2. Bij de aangevallen uitspraak heeft de rechtbank zich met dit oordeel verenigd en het beroep van appellante tegen het bestreden besluit ongegrond verklaard. De rechtbank was van oordeel dat de medische beoordeling die ten grondslag ligt aan het standpunt van het Uwv zorgvuldig tot stand is gekomen en inhoudelijk juist is. In de beschikbare medische gegevens zag de rechtbank geen steun voor het oordeel dat er ten aanzien van appellante met ingang van 12 december 2003 een periode valt aan te wijzen waarin zij gedurende een periode van 52 weken onafgebroken arbeidsongeschikt is geweest. De rechtbank heeft in dit verband overwogen dat uit informatie van de huisarts weliswaar naar voren komt dat er na het ontslag van appellante bij Impuls per 21 mei 2004 sprake is geweest van een geagiteerde depressieve episode; de omtrent appellante beschikbare medische gegevens boden de rechtbank echter geen aanknopingspunten voor het oordeel dat er in de periode vanaf de ziekmelding al sprake was van ernstige spanningsklachten. De rechtbank heeft bij haar oordeel laten meewegen dat appellante vanwege de geringe ernst van haar klachten per 3 februari 2004 is hersteld verklaard, tegen welk oordeel appellante niet is opgekomen, terwijl voorts is gebleken dat het klachtenbeeld na 3 februari 2004 in essentie niet is gewijzigd.

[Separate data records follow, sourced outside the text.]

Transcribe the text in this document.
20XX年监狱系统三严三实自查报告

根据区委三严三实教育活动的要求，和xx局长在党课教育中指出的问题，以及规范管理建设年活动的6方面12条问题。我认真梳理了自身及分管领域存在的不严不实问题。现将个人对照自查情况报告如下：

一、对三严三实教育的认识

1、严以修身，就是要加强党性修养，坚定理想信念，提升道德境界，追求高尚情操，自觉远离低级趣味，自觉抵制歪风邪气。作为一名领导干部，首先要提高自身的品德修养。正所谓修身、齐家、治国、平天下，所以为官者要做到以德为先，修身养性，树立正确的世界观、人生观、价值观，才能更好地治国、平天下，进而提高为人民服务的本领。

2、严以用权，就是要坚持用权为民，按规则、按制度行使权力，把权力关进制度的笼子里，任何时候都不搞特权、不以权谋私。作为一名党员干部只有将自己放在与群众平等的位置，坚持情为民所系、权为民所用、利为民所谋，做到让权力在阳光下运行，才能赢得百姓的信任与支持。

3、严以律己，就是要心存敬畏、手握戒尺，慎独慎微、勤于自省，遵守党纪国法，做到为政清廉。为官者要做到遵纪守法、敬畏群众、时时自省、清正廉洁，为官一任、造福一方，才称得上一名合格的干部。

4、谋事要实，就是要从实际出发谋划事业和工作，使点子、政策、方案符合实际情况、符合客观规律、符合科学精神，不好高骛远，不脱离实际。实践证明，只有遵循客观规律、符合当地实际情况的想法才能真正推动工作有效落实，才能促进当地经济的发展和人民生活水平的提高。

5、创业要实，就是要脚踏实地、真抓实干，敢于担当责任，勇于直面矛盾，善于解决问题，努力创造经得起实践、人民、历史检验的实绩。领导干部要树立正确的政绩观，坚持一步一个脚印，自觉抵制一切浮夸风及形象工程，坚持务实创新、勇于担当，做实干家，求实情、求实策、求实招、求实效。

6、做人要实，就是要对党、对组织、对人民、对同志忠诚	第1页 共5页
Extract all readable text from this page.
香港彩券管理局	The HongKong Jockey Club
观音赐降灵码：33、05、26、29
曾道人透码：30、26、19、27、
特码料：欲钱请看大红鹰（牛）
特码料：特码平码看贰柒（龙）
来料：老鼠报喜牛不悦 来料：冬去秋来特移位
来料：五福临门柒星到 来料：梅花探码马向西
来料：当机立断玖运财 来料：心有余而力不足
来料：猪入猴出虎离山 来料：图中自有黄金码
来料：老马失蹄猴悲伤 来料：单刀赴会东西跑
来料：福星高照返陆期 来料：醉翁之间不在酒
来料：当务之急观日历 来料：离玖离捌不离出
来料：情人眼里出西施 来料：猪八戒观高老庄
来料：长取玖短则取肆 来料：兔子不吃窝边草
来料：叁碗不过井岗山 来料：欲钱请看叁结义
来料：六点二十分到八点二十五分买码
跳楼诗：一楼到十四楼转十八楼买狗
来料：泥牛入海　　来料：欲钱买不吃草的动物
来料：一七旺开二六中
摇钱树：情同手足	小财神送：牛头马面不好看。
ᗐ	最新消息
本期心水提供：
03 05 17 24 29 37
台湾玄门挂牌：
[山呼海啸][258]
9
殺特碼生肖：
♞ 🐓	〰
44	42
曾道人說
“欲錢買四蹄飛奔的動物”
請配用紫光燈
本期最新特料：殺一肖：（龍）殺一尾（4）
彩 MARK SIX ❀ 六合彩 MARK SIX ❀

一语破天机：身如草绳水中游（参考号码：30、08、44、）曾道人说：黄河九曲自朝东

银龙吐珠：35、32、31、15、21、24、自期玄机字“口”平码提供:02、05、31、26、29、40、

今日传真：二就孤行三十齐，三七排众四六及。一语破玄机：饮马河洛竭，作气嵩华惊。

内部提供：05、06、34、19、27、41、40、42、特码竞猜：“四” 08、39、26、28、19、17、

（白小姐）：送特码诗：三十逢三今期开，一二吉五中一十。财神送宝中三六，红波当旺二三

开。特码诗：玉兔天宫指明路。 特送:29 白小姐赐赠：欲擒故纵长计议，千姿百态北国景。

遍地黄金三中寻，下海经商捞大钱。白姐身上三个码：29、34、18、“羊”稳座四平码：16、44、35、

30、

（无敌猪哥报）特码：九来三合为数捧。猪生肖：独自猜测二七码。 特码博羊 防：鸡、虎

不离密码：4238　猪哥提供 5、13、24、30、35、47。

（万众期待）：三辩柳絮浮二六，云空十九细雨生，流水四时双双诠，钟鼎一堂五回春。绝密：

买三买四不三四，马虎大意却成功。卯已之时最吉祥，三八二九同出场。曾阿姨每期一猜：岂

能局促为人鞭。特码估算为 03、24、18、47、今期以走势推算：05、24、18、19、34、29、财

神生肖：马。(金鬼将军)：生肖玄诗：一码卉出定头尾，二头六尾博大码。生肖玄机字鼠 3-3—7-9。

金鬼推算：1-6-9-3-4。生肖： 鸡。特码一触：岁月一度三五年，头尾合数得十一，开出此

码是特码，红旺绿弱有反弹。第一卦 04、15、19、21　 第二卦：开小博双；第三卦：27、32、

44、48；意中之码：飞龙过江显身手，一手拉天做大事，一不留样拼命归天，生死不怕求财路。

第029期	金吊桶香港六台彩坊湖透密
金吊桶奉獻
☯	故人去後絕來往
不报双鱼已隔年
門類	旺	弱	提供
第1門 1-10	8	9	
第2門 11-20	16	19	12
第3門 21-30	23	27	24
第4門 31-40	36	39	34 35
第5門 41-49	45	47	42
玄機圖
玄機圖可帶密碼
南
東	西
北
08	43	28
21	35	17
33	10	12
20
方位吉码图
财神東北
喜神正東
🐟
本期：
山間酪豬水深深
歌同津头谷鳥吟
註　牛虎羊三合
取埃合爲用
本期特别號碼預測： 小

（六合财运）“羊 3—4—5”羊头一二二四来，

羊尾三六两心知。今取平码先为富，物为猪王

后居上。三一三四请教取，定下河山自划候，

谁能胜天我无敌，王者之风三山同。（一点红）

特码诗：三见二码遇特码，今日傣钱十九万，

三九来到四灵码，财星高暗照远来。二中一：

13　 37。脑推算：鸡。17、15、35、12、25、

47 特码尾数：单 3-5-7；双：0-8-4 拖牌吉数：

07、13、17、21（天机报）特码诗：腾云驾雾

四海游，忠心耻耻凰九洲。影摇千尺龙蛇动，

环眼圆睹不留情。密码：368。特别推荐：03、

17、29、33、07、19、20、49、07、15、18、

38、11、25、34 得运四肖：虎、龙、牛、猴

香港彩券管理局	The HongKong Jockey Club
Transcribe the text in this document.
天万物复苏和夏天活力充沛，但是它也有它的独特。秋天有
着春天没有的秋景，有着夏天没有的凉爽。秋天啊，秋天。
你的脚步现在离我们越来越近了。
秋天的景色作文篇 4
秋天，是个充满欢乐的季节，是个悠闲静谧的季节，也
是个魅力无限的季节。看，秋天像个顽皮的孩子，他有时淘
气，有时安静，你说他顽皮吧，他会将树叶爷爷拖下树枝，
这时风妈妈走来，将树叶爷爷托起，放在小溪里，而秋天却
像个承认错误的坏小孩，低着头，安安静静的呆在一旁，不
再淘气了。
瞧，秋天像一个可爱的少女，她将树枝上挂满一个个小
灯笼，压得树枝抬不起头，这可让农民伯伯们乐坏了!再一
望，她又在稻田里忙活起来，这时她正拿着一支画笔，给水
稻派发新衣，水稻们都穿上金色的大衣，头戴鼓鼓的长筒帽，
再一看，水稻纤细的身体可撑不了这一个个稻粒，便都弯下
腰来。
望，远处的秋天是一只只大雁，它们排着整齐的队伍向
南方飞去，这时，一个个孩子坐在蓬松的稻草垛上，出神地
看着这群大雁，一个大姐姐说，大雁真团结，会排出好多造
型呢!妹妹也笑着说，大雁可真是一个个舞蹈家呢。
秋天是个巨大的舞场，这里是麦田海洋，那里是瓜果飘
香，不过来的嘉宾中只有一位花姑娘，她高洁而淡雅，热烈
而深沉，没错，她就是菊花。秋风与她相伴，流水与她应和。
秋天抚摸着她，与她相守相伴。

3. Appellante heeft zich in hoger beroep gemotiveerd tegen deze uitspraak gekeerd.

4.1. Ter beoordeling staat of de Raad de rechtbank kan volgen in haar oordeel over het bestreden besluit.

4.2. De Raad beantwoordt deze vraag bevestigend en hij stelt zich achter het oordeel van de rechtbank en de aan dat oordeel ten grondslag gelegde overwegingen, neergelegd in de aangevallen uitspraak. Hij overweegt naar aanleiding van het hoger beroep nog het volgende.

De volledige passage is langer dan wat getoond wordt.